Passione per il caffè, tutta colpa di un gene

Caffè
(Immagine: Pixabay)
Caffè
(Immagine: Pixabay)

Non riuscite a resistere (come da italico cliché) a una tazzina di espresso? La colpa, probabilmente, sta tutta nei vostri geni. È quanto sostiene un’équipe di ricercatori dell’Università di Edimburgo, dell’Università di Trieste, dell’ospedale pediatrico Burlo Garofolo e di altri istituti, coordinati dall’italiano Nicola Pirastu, che ha appena scoperto, per l’appunto, un legame tra una particolare variante genetica e la passione per il caffè. I risultati della ricerca, cui ha partecipato – senza alcun coinvolgimento economico – anche Illy, sono stati pubblicati sulla rivista Scientific Reports.

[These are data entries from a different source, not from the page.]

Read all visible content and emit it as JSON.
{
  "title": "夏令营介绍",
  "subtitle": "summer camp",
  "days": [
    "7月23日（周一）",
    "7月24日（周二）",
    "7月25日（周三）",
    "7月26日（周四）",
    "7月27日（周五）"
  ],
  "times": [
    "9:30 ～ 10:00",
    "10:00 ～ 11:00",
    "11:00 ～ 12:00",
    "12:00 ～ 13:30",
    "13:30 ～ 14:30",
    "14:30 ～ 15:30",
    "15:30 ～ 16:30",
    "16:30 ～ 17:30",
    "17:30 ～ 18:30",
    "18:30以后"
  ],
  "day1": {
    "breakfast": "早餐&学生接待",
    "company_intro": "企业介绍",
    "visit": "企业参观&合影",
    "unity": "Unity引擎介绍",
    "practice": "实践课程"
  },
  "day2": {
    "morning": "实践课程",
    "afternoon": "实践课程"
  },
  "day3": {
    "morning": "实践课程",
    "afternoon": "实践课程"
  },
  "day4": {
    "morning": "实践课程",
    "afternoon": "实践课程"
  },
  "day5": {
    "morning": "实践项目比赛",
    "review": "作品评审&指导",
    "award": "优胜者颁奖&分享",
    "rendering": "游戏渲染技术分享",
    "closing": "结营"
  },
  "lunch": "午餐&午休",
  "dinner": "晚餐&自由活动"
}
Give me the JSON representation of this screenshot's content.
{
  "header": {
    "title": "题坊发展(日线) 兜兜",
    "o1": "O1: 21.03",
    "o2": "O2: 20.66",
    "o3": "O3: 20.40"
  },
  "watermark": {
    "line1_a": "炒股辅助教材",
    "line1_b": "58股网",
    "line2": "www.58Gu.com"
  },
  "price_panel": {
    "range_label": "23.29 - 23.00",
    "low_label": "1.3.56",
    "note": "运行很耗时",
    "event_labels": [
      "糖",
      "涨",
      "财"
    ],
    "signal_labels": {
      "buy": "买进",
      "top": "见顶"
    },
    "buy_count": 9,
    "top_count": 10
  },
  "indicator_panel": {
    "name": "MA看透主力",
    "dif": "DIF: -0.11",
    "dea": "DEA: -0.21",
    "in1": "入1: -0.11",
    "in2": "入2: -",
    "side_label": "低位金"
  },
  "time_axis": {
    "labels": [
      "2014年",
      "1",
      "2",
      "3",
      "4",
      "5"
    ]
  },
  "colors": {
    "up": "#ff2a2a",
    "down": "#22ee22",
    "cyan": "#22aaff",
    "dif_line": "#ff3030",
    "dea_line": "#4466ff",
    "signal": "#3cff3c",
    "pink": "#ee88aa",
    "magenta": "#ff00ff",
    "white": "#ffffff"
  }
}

“Il caffè”, scrivono gli scienziati, “è una delle bevande più consumate al mondo e la prima fonte di assunzione di caffeina. Dato il suo importante impatto sull’economia e sulla salute, gli aspetti relativi al legame tra genetica e consumo di caffè sono stati oggetto di numerosi studi, anche se resta ancora molto da scoprire. Nel nostro lavoro, abbiamo condotto uno studio di associazione genetica in due popolazioni italiane per identificare varianti collegate alla dipendenza dalla sostanza”. In particolare, l’équipe ha chiesto a 1213 volontari italiani (370 di Carlantino, in Puglia, e 843 di sei paesi del Friuli Venezia Giulia) e ad altrettanti volontari olandesi quante tazzine di caffè consumassero ogni giorno. Tali informazioni sono state poi incrociate con quelle relative al genoma dei volontari, il che ha evidenziato una relazione inversa tra la presenza di una variante del gene PDSS2 e la passione per il caffè. Secondo l’analisi dei ricercatori, tale variante controllerebbe un altro gene, specializzato nel regolare il metabolismo della caffeina: in presenza della variante, la sostanza viene smaltita più lentamente dall’organismo, il che fa sì che non si senta il bisogno di bere altro caffè.

“Il risultato dello studio”, ha detto Pirastu all’Ansa, “suggerisce che la tendenza a bere più caffè sia regolata dai geni, come già ipotizzato da ricerche passate”. Per confermarlo, i ricercatori hanno intenzione di allargare lo studio a un campione più vasto di individui.